When you live in this world leading with your heart and a need to create, it can be difficult to survive. It can be nearly impossible knowing who you really are and weighing it against who you think you should be.
I’ve struggled with these feelings for most of my life. I was raised in a family that expected greatness from me, a family that polished me to shine, to be a “success”, to make money and start a family and set our troubled past to rest and to rebuild a new future for us. I created a moral code, I excelled in academia, I overworked myself just like the system encourages us to do. Then during my last year of university my body began to shut down.
Health concerns I had held at bay for years began to force their way to the surface. Suddenly, between my three part-time jobs and full-time class schedule I had to deal with torrents of suicidal ideation, a skin rash that bled viciously through my clothing and never healed, and (during my finals) I was struck with three consecutive cases of strep throat that mutated into a much more serious condition that landed me in the ER nearly unable to breathe or swallow.
I spent the first six months after the summer of my university graduation in the deepest depression of my life. I had spent almost 15 years with a single goal, one narrative of who I was and what I was meant to do cemented into my head, and then it was over. The girl who excelled in academia, who got straight As, who always appeared on the Dean’s list was gone, because I had accomplished my goal, but I felt an enormous emptiness take her place.

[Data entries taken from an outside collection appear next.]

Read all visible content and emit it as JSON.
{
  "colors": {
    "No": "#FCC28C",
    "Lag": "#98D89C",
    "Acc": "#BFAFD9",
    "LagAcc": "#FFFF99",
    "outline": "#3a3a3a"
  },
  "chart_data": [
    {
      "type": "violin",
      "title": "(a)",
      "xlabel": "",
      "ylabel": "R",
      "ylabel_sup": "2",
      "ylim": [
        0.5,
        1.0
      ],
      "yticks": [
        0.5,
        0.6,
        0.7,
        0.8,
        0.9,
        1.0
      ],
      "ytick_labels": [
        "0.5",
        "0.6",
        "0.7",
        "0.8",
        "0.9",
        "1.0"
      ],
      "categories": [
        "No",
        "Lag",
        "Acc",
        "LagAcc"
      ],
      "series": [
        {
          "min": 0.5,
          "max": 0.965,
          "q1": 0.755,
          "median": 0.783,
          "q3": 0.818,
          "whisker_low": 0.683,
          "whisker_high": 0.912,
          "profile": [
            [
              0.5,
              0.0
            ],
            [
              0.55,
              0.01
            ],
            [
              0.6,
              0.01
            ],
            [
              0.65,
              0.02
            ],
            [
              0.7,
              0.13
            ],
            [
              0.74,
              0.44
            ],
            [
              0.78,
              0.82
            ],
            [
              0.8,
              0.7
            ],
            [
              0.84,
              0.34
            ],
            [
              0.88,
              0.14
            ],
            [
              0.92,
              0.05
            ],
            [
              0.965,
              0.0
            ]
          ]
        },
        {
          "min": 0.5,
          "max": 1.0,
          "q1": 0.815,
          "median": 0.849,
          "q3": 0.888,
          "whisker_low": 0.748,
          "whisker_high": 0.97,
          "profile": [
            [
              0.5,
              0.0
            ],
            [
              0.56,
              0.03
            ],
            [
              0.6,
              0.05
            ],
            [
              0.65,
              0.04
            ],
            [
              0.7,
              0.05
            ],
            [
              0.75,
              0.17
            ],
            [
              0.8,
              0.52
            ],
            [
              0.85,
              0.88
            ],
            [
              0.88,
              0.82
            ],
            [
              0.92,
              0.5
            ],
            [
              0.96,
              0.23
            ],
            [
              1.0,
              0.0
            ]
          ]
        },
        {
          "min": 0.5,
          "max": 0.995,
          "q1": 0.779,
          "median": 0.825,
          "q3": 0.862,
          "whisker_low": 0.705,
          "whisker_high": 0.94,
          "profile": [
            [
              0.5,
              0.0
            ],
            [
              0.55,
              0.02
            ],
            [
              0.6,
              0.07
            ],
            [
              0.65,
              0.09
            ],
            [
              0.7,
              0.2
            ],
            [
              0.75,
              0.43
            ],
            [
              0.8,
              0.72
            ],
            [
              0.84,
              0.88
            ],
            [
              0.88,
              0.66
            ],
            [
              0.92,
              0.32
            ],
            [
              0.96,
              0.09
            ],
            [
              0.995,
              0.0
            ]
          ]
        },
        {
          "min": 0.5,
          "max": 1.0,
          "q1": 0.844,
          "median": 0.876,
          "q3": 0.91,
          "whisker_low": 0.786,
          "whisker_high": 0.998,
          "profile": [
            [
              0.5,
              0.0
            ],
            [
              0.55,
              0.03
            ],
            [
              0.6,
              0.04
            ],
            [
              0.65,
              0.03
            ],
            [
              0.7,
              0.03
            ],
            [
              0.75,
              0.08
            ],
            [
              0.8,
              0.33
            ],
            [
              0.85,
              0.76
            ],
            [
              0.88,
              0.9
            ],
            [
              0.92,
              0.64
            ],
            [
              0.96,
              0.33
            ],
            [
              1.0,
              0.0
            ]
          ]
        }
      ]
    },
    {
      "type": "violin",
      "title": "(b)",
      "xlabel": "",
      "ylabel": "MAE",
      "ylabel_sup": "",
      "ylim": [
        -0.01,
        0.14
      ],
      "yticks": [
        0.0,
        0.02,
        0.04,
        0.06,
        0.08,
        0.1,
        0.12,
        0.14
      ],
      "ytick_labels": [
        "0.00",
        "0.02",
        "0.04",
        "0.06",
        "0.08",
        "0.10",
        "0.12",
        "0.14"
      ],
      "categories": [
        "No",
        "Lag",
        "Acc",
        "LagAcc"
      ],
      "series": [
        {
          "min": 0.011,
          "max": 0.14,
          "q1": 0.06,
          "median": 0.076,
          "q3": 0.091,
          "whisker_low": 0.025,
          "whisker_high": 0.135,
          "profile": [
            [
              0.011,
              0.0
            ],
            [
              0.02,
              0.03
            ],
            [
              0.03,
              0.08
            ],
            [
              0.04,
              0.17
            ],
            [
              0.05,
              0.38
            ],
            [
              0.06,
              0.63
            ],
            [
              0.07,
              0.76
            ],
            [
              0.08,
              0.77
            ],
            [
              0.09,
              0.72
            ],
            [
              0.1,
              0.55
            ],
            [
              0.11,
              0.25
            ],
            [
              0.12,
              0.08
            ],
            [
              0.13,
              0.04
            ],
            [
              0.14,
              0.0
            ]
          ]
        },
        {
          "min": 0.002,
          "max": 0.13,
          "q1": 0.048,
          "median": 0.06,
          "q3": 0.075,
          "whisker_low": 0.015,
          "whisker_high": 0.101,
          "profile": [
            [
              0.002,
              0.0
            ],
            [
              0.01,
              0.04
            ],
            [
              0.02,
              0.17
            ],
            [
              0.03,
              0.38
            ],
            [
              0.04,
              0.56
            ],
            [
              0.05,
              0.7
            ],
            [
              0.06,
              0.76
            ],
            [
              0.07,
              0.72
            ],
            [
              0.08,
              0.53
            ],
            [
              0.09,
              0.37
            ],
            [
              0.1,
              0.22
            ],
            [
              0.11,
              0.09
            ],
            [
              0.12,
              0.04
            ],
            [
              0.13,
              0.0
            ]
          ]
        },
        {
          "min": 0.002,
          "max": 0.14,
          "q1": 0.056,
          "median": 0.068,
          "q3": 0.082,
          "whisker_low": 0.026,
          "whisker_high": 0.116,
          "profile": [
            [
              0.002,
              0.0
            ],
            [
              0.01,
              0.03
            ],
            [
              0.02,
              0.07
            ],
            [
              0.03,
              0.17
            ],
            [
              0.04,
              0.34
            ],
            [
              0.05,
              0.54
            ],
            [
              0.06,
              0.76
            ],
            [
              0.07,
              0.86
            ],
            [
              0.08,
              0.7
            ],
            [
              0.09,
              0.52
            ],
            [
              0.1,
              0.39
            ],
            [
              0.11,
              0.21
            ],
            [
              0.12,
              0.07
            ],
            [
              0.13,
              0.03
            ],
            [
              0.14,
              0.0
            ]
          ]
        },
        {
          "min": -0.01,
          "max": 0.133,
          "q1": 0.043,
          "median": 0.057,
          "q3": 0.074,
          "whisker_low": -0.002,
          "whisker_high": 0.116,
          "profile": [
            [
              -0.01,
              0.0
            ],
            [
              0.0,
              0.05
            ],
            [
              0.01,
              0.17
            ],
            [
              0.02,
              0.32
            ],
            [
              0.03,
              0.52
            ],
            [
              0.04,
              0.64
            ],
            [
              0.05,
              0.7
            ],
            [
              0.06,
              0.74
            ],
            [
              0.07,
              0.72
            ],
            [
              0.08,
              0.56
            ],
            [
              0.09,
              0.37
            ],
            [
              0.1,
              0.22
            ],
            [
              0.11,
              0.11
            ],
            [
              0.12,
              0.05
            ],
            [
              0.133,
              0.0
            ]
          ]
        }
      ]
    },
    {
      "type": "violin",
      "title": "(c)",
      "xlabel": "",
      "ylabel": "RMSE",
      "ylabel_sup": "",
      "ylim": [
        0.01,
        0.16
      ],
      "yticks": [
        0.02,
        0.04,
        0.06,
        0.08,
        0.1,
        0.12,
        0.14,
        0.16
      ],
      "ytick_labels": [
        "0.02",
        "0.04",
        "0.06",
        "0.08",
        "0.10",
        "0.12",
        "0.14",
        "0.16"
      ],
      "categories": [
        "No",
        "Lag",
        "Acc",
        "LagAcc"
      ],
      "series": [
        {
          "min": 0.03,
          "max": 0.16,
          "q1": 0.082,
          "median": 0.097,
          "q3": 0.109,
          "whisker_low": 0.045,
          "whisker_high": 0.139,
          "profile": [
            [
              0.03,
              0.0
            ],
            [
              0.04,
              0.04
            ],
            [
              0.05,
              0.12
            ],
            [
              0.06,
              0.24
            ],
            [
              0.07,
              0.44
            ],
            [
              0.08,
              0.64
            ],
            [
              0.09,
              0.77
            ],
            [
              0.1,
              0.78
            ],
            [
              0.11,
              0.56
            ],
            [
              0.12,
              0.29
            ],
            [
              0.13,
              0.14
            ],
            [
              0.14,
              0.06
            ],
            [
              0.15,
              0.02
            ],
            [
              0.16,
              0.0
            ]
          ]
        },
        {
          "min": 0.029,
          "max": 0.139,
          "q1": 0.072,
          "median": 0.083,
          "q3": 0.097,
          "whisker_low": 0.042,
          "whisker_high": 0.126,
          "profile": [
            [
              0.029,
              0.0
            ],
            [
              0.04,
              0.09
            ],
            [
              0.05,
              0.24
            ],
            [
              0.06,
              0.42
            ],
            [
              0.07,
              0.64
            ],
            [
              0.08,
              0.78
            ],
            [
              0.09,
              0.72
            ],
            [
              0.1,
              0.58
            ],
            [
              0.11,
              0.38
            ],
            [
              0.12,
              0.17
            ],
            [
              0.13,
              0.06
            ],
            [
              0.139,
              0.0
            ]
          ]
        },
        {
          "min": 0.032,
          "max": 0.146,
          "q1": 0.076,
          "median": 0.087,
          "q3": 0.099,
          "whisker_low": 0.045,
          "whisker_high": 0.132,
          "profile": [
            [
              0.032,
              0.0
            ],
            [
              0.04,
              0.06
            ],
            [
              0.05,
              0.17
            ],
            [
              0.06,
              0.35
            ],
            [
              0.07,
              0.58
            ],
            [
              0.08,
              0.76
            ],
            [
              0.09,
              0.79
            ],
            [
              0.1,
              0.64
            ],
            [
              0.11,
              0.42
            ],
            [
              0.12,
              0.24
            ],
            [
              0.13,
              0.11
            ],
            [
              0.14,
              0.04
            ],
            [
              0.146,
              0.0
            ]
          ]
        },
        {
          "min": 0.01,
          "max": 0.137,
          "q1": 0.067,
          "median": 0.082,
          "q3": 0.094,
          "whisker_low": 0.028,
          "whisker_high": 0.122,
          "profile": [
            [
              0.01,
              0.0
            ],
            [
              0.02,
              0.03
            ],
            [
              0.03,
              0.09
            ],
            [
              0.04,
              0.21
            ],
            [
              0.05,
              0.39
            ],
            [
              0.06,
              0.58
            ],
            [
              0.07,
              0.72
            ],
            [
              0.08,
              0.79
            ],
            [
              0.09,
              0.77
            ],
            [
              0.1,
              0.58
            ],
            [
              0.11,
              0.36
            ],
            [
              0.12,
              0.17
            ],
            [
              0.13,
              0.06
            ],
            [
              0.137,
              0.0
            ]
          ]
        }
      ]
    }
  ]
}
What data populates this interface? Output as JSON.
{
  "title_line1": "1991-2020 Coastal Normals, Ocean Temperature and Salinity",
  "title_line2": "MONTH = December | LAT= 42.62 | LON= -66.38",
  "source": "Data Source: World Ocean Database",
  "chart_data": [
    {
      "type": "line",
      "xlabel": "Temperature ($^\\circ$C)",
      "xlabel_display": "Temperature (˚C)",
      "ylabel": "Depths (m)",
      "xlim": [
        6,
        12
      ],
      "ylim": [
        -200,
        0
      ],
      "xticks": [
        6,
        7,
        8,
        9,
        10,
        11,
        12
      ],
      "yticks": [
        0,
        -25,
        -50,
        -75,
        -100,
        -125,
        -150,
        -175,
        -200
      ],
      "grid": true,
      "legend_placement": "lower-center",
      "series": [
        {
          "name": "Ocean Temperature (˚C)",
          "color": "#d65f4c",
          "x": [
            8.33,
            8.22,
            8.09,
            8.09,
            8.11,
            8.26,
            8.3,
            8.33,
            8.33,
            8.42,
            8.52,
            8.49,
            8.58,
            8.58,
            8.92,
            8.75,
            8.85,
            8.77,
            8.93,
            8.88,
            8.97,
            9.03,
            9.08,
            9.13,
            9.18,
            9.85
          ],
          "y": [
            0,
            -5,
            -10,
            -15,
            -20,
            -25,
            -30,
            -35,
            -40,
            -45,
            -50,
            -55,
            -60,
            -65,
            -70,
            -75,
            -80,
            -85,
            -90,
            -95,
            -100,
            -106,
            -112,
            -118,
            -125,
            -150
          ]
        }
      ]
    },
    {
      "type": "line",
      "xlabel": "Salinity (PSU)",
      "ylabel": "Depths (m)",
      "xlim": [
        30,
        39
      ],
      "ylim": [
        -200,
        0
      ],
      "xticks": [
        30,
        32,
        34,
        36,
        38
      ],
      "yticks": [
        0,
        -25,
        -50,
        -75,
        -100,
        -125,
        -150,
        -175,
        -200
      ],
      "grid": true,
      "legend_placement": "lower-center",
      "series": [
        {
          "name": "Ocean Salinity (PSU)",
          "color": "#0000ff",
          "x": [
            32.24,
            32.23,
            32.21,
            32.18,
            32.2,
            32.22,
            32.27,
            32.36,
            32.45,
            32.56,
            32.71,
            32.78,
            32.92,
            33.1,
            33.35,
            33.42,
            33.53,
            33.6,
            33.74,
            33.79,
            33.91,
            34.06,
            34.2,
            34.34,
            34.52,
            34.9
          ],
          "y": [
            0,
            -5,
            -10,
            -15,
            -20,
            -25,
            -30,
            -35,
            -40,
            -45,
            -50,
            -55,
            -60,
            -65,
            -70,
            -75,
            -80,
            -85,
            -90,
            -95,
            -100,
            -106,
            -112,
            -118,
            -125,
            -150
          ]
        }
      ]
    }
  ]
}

All I seemed to have left of myself was my undying passion for writing, a fascination with the power of the written word, and a vague dream of entering the publishing industry. I knew that path was going to be a difficult one and that in all likelihood I would never actually reach my goal, but it felt like my only option.
About five years on from that dark period nearly all of my fears have come to life and my dreams don’t feel that much closer to fruition. The continuous rejection, uncertainty, and poverty that I anticipated have been ever present. Some days it is very difficult not to feel utterly hopeless or regret my life.
I often look back now and wonder what took me so long to pursue these goals. Then I remember how immersed I was in pursuing other things that I thought would help me feel less outside of the world around me. And still I wonder, how was I writing little stories in elementary school and yet I never even submitted a poem to a publisher or magazine until I was 25 years old? I was first published in a small online literary magazine that same year. Since then I’ve accumulated about 20 publications, with more on the near horizon. Now I wonder, how did I never even think about submitting a genuine chapbook for publication until this year, as I became 28 years old and 30 hangs there over my head like rotting fruit?
This is all to say, in some ways to confess, that I still have no idea what I am doing or where I am going in my career or my life. Maybe five years from now I will look back on this and be so thankful that I kept going. Or maybe I’ll look back and think about what an idiot I was to keep walking all the way towards a dead end with so little regard for the future.
In conclusion, if other creatives are feeling this way, you’re not alone. Sometimes I think that is all I have to offer the world— when you’re going through the really bad stuff, feeling really low, you’re not alone, because I’ve been there or I’ll be there with you. It’s all I have for now, but I hope one day I can be the inspiration rather than the companion in misery.
As usual, here are some excerpts from things I wrote this month:
Every tongue can taste the way heartache sours.
As for all the women, the astronomers,/ the mothers, the healers I will never be/ I will build continents for you.
There, in a post office that smells of tea and old wood/ somewhere in Catholic country,/ somewhere as green as the serpent’s eye in Eden/ is the rosary you gifted me.